Schrittweise Ablösung eines Monolithen

Ein gewachsenes Altsystem wird nicht auf einen Schlag ersetzt, sondern Domäne für Domäne in eigenständige Dienste ausgelagert. Der Monolith schrumpft kontrolliert, während die neuen Services bereits produktiv laufen.

// Häufige FragenFAQ
Sind Microservices immer besser als ein Monolith?
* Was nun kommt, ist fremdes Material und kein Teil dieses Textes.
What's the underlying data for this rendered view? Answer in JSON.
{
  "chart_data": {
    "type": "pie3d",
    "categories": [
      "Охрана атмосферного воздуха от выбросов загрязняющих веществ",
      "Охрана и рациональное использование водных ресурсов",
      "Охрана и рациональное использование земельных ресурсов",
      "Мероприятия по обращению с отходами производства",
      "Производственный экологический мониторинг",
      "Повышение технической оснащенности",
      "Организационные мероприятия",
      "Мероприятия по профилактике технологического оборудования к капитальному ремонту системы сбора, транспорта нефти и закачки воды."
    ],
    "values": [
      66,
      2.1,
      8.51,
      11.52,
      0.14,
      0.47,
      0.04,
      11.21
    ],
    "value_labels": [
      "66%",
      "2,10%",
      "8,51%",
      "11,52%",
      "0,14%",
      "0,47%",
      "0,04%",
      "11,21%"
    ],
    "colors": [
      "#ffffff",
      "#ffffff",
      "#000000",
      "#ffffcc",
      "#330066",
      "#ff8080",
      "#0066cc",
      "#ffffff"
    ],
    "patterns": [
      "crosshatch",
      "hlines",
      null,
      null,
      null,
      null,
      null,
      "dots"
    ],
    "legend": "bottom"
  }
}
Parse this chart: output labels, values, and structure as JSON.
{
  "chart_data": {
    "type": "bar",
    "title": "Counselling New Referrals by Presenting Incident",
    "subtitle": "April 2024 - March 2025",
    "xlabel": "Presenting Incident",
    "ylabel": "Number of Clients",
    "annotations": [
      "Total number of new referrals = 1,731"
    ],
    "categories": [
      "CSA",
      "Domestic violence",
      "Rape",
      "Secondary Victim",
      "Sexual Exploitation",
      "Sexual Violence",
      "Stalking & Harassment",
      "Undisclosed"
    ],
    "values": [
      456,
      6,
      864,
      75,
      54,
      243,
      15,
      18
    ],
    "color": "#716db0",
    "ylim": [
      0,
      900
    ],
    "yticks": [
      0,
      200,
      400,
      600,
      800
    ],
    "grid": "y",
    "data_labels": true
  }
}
Nein. Microservices lohnen sich erst ab einer gewissen Team- und Systemgröße, weil sie verteilte Komplexität einführen. Ein gut strukturierter modularer Monolith ist für viele Anwendungen die wirtschaftlichere und einfacher zu betreibende Lösung.
Wie schneide ich Microservices sinnvoll zu?
Der Schnitt sollte sich an fachlichen Domänen orientieren, nicht an technischen Schichten. Ein Service kapselt idealerweise eine abgeschlossene Geschäftsfähigkeit samt eigener Datenhaltung, sodass Änderungen lokal bleiben und keine ständige Abstimmung über Service-Grenzen nötig ist.
Was ist ein verteilter Monolith?
Ein verteilter Monolith entsteht, wenn Microservices so eng gekoppelt sind, dass sie nur gemeinsam deployt und geändert werden können. Man hat dann die Komplexität verteilter Systeme, ohne deren Vorteil der Unabhängigkeit — meist Folge eines zu feingranularen oder falsch geschnittenen Aufteilens.